フォアボール査定ポイントを上げた結果、選手は選球眼がよくなり、フォアボールでの出塁が増えていることが得点にもつながり快進撃が続いている、ということのようだ。
ちょっとしたことで選手のモチベーションが上がったわけだが、これこそが経営者の極意だとも言われている。
この話を聞いた阪神ファンのホールオーナーは自身のホール経営に置き換えてみた。阪神は岡田監督の査定ポイントの見直しで、選手のやる気を引き出し、チームはダントツの首位を独走している。

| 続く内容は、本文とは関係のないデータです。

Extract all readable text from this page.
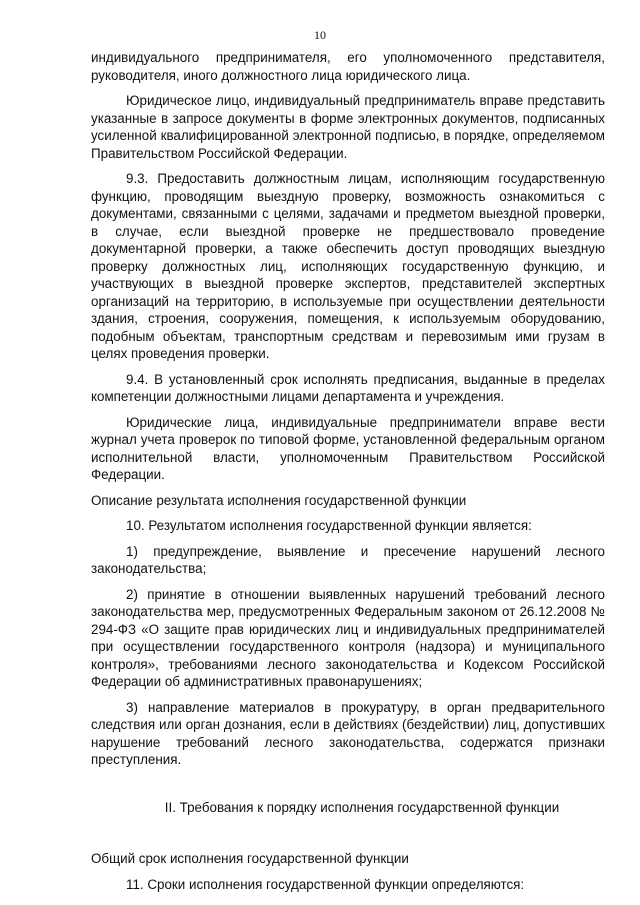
10

индивидуального предпринимателя, его уполномоченного представителя, руководителя, иного должностного лица юридического лица.

Юридическое лицо, индивидуальный предприниматель вправе представить указанные в запросе документы в форме электронных документов, подписанных усиленной квалифицированной электронной подписью, в порядке, определяемом Правительством Российской Федерации.

9.3. Предоставить должностным лицам, исполняющим государственную функцию, проводящим выездную проверку, возможность ознакомиться с документами, связанными с целями, задачами и предметом выездной проверки, в случае, если выездной проверке не предшествовало проведение документарной проверки, а также обеспечить доступ проводящих выездную проверку должностных лиц, исполняющих государственную функцию, и участвующих в выездной проверке экспертов, представителей экспертных организаций на территорию, в используемые при осуществлении деятельности здания, строения, сооружения, помещения, к используемым оборудованию, подобным объектам, транспортным средствам и перевозимым ими грузам в целях проведения проверки.

9.4. В установленный срок исполнять предписания, выданные в пределах компетенции должностными лицами департамента и учреждения.

Юридические лица, индивидуальные предприниматели вправе вести журнал учета проверок по типовой форме, установленной федеральным органом исполнительной власти, уполномоченным Правительством Российской Федерации.

Описание результата исполнения государственной функции

10. Результатом исполнения государственной функции является:

1) предупреждение, выявление и пресечение нарушений лесного законодательства;

2) принятие в отношении выявленных нарушений требований лесного законодательства мер, предусмотренных Федеральным законом от 26.12.2008 № 294-ФЗ «О защите прав юридических лиц и индивидуальных предпринимателей при осуществлении государственного контроля (надзора) и муниципального контроля», требованиями лесного законодательства и Кодексом Российской Федерации об административных правонарушениях;

3) направление материалов в прокуратуру, в орган предварительного следствия или орган дознания, если в действиях (бездействии) лиц, допустивших нарушение требований лесного законодательства, содержатся признаки преступления.

II. Требования к порядку исполнения государственной функции

Общий срок исполнения государственной функции

11. Сроки исполнения государственной функции определяются:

ホールも従業員のモチベーションを引き出すような施策を打ち出すことができれば、機械だけの力に頼ることなく業績を回復できるはずだ。
日報の読者は接客では稼働は上がらない、という意見が多い。接客にも色々な手法があるわけで、一概に接客が稼働に結びつかないわけではない。
接客で注目されたホールが、接客に力をあまり入れなくなったら、業績が下がり、再び、接客に力を入れるようになった。
かつてやっていたのが「おしぼりアタック」だ。これは、トイレから出てきたお客さんにすかさずおしぼりを渡すことで、見知らぬお客さんには声掛けのきっかけになった。
日報読者はこれを「気持ち悪い」というが、このサービスは高級クラブではよくあること。トイレから出てくると隣に座ったホステスが温かいおしぼりを持って待っている。
接客でコミュニケーションを取る前に、従業員一人ひとりが、まずお客さんに自分のことを分かってもらわなければならない。ある従業員は顔を覚えてもらうために、休憩時間には自分の担当以外の島を回った。
これが「お客様への想いサイクル」である。もっと知りたい→知ってもらいたい→好きになってもらいたい→距離を縮めたい→感謝
距離が縮まったところで、目の前のお客さんに対して日本一の接客・笑顔・おもてなしを実践してきた。これをベースにコミュニケーション戦略、驚きと感動の3つの取り組みでお客さんとの信頼関係を築き上げてきた。そして、それが揺るぎないリピータを生んだ。
以上のような取り組みを従業員自らが率先してやれる環境をつくる。そんな会社にするのがオーナーの役目でもあろう。